Беспощадный Пушкин | страница 29



Погибшего, но милого созданья…

С другой стороны находится практика из предания о чуме:

Ты, кого я так любила,
Чья любовь отрада мне, —
Я молю: не приближайся
К телу Дженни ты своей;
Уст умерших не касайся;
Следуй издали за мной.
И потом оставь селенье!
Уходи куда–нибудь,
Где б ты мог души мученье
Усладить и отдохнуть.
И когда зараза минет,
Посети мой бедный прах;
А Эдмона не покинет
Дженни даже в небесах!

Это, прозаически говоря, призыв к гигиене, к физическому одиночеству, подкрепляемому духовным единением.

К тому же, если материалистически, призывает пирующих среди чумы и Священник:

Ступайте по своим домам!

В общем, как видим, во всех четырех трагедиях противостояние общего и капризно–своего.

А чем — в отношениях этого общего и капризно–своего — трагедии отличаются? — Мерой удаленности сторон от консенсуса.

Ближе всех к консенсусу последняя по времени написания трагедия «Пир во время чумы». Священник пронял–таки Председателя, и тот, хоть и не покинул пира, но призадумался. Да и Священник его в чем–то понял.

С в я щ е н н и к
Пойдем, пойдем…
П р е д с е д а т е л ь
Отец мой, ради Бога,
Оставь меня!
С в я щ е н н и к
Спаси тебя Господь!
Прости, мой сын.

На этом трагедия кончается, и даже сама оборванность стиха означает чреватость изменением. Ремарка Пушкина подтверждает:

Уходит. Пир продолжается.
Председатель остается, погруженный в глубокую
задумчивость.

Дальше всех от консенсуса Альбер и его отец в «Скупом рыцаре», написанном раньше всех. Почему дальше? Потому что «убивая» друг друга они идеологически поменялись местами. Смотрите.

Общее, государственное, дворянский долг неразрывны с личной честью.
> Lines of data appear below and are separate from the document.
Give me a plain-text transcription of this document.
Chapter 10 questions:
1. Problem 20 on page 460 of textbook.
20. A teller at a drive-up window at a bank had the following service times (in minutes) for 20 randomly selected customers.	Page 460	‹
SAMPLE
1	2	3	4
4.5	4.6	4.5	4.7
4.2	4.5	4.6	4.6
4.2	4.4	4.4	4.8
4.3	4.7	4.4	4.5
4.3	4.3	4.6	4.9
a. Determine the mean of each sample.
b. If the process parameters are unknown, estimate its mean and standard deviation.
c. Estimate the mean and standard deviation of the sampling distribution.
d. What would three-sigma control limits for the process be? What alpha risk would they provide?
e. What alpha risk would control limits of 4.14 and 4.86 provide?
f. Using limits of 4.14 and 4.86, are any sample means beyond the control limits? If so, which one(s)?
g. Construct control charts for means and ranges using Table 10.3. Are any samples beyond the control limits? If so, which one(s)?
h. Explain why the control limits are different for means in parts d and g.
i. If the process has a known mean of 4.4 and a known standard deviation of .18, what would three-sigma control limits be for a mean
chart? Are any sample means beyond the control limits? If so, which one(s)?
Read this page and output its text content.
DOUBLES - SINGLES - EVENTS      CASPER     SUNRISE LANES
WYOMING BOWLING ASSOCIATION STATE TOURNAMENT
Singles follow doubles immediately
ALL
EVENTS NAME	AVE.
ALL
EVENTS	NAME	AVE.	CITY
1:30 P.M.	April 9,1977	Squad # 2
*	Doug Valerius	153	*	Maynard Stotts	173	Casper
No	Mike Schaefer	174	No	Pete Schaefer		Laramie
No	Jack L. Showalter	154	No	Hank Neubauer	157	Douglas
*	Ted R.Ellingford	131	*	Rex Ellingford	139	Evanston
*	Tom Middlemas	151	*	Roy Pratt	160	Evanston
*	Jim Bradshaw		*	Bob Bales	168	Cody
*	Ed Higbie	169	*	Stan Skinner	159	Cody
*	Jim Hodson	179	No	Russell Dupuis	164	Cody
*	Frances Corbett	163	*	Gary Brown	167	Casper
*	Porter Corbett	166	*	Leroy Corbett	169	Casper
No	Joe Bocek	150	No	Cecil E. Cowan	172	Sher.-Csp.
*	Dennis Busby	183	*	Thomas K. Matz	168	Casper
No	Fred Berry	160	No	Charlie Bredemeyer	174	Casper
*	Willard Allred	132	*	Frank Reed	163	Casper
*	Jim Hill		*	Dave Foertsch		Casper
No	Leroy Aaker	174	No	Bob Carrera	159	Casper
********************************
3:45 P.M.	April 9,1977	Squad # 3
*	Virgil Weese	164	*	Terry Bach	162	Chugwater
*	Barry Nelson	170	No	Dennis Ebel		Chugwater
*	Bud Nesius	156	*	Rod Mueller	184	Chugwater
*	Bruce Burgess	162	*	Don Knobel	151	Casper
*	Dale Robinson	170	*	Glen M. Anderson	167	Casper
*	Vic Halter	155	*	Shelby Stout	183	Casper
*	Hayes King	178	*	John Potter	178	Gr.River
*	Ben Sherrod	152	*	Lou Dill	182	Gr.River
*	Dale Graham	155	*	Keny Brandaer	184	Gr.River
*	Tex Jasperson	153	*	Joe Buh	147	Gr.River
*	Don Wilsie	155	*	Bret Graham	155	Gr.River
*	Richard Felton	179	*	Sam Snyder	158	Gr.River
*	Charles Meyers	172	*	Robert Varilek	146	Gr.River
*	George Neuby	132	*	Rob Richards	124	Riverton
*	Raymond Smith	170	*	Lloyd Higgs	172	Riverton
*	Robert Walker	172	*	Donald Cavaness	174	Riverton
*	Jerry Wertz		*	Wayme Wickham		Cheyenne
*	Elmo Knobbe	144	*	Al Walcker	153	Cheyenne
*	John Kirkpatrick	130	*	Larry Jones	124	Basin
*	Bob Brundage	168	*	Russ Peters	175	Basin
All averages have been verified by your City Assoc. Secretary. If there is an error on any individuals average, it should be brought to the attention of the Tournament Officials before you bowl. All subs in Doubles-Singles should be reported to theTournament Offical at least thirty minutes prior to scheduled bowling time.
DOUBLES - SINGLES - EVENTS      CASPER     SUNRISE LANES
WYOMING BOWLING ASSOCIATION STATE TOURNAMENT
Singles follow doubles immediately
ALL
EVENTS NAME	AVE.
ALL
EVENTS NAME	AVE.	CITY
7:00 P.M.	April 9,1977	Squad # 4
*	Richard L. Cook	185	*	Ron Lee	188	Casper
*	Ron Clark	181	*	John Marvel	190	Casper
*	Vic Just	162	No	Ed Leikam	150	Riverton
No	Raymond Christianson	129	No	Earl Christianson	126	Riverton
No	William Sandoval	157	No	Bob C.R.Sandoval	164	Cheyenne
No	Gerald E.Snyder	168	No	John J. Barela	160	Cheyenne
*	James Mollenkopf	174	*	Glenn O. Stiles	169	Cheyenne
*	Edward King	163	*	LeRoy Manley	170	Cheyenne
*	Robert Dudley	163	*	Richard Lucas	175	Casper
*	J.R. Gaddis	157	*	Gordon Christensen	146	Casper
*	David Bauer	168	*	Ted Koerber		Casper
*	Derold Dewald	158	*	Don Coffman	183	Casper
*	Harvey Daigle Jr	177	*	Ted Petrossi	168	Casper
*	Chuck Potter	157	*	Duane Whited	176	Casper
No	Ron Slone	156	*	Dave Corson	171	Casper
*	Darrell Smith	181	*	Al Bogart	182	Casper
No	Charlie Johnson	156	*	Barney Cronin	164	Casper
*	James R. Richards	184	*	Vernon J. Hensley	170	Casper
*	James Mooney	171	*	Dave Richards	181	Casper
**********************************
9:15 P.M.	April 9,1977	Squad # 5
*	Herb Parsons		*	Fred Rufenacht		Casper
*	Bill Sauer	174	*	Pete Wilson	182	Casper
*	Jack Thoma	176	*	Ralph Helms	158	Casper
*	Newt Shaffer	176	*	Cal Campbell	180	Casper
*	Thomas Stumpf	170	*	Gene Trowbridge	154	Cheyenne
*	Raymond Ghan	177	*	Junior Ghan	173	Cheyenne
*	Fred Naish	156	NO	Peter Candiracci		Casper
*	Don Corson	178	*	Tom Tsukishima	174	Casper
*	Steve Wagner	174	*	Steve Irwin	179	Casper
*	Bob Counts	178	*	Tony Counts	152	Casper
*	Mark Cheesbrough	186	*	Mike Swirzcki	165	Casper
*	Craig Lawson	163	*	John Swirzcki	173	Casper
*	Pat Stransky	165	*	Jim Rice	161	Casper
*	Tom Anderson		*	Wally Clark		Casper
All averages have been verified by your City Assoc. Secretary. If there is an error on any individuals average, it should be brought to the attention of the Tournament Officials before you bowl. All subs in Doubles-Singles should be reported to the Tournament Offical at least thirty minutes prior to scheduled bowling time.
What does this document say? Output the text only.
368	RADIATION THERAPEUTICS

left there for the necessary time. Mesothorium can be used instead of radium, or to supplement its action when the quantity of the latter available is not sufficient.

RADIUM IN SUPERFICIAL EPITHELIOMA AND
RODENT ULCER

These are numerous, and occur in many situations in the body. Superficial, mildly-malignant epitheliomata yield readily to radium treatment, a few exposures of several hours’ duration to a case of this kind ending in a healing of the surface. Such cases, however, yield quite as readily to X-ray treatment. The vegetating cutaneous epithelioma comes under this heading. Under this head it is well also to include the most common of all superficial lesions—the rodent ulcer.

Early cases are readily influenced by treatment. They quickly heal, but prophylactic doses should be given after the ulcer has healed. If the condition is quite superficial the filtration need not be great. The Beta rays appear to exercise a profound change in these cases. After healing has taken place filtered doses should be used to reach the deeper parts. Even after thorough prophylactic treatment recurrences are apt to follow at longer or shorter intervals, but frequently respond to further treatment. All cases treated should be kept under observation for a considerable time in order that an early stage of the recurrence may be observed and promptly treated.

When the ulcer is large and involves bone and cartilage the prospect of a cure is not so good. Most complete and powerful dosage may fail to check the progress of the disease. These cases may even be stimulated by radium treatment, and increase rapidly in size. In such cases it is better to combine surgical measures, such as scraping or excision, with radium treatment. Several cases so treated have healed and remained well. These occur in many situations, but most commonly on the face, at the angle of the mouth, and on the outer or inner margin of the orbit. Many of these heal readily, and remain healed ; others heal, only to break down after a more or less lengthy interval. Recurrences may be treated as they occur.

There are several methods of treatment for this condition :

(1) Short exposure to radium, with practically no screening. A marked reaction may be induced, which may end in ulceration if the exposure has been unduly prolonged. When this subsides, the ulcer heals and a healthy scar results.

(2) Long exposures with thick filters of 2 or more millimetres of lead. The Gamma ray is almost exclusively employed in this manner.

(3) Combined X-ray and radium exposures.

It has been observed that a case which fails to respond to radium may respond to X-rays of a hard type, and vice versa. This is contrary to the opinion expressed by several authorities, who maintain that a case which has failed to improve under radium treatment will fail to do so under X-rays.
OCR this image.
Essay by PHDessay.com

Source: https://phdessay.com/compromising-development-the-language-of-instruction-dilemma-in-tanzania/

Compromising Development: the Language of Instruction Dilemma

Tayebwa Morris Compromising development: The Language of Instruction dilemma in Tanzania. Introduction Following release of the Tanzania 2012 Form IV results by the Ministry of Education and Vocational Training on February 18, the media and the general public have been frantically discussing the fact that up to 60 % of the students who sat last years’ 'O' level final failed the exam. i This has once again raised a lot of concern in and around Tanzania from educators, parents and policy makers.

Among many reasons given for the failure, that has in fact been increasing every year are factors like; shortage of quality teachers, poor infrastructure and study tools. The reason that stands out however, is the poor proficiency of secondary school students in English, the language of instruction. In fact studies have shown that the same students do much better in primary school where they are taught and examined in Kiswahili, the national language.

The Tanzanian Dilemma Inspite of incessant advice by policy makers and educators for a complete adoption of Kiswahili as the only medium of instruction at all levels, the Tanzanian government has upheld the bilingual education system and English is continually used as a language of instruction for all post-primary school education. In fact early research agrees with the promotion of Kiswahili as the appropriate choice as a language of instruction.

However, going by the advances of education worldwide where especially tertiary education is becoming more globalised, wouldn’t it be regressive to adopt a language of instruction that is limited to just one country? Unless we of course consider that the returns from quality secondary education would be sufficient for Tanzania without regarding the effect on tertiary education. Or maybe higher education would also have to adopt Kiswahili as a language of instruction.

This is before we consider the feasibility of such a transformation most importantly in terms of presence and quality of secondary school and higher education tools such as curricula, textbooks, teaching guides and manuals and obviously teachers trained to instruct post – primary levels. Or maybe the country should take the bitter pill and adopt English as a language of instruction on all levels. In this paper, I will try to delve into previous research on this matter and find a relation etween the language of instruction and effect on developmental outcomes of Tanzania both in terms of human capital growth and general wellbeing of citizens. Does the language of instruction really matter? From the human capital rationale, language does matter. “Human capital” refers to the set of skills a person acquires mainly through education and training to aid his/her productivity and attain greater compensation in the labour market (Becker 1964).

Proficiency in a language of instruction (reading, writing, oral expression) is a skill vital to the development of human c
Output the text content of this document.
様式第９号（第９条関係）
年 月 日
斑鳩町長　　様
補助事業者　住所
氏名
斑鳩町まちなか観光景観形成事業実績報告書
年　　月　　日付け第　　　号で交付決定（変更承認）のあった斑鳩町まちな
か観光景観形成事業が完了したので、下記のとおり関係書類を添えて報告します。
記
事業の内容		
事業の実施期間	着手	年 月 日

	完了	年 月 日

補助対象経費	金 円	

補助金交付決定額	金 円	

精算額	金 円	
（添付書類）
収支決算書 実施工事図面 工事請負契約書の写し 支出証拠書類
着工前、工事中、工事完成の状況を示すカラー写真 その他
Барон, давно наплевавший на общее, а значит, и на честь, мог бы, оболгав сына, не так уж живо реагировать на возмущение того и не вызывать того на дуэль и тем не подвергать себя опасному волнению.

А л ь б е р
Вы лжец.
Б а р о н
И гром еще не грянул, Боже правый,
Так подыми ж, и меч нас рассуди!
(Бросает перчатку, сын поспешно ее подымает.)
А л ь б е р
Благодарю. Вот первый дар отца.
… … … … … … … … … ….
Г е р ц о г
Так и впился в нее когтями! — изверг!
Подите: на глаза мои не смейте
Являться до тех пор, пока я сам
Не призову вас.
(Альбер выходит)
Вы, старик несчастный,
Не стыдно ль вам…
Б а р о н
Простите, государь…
Стоять я не могу… мои колени
Слабеют… душно!.. душно!..

Барон умер жертвой чести, тогда как на самом деле убил его супериндивидуализм, из–за которого сын ополчился на отца.

Альбер понимает себя тоже плохо. Нет, как и отец, он уже тоже догадался, что главное в приходящем в упадок мире (феодальном мире) не долг и честь, а деньги.